DNA from a 40,000-year-old pinkie finger, belonging to a child and found in a cave in Siberia, indicates that the bone is from a previously unknown family of human relatives that lived among Neanderthals and modern humans, German researchers reported Wednesday.
The discovery, if confirmed, would mark the first time that an entirely new species of hominid has been identified solely on the basis of DNA sequencing, the team reported online in the journal Nature.
With the recent, and still controversial, discovery of the Hobbitt-like species Homo floriensis that survived in Indonesia until about 13,000 years ago, the evidence now indicates that at least four species of human-like creatures walked the Earth at the same time.
Based on the DNA sequences, the new species shared a common ancestor with both modern humans and Neanderthals about 1 million years ago, according to the team led by anthropologists Johannes Krause and Svante Paabo of the Max Planck Institute for Evolutionary Anthropology in Leipzig, Germany. That is about 500,000 years older than the last common ancestor shared by Neanderthals and modern humans.
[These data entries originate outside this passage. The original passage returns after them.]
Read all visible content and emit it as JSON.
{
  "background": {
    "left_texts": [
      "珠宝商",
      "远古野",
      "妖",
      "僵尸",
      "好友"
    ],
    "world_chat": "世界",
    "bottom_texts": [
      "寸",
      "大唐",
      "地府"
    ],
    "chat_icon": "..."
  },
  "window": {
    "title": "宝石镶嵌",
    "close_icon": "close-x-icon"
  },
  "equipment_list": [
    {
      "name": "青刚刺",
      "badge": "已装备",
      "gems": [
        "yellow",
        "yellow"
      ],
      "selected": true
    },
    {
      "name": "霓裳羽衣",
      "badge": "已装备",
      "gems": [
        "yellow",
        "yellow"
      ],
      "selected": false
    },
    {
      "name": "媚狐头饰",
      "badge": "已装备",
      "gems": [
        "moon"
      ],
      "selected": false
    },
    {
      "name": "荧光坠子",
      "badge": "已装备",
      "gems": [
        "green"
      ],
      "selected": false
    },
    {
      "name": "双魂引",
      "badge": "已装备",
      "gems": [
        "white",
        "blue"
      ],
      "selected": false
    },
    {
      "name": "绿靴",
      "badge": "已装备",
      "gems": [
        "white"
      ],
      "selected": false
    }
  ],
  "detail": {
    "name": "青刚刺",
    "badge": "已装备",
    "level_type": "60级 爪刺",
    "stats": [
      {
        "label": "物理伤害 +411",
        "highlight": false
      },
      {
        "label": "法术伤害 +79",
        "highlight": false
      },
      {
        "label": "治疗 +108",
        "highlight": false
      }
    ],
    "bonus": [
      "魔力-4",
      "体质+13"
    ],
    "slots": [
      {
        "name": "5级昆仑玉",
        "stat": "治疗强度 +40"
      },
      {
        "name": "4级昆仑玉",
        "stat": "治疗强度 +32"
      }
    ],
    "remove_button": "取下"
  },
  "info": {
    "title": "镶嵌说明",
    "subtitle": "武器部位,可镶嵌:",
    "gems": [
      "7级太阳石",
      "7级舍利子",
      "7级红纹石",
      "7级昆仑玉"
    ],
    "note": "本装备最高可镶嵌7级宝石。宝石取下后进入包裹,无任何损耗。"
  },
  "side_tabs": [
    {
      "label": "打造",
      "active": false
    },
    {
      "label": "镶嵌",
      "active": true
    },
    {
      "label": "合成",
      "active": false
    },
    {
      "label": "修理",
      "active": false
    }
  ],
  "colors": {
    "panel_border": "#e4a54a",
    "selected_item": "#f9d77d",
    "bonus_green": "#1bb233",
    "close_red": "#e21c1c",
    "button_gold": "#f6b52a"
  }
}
"I like it because it makes us sort of a normal mammal," said Todd R. Disotell, an anthropologist at New York University's Center for the Study of Human Origins, who was not involved in the research. "At every other phase of evolutionary history, there has always been multiple species at any one time," both for humans and other species. "We just happen to be the last one standing."
The Associated Press contributed to this report.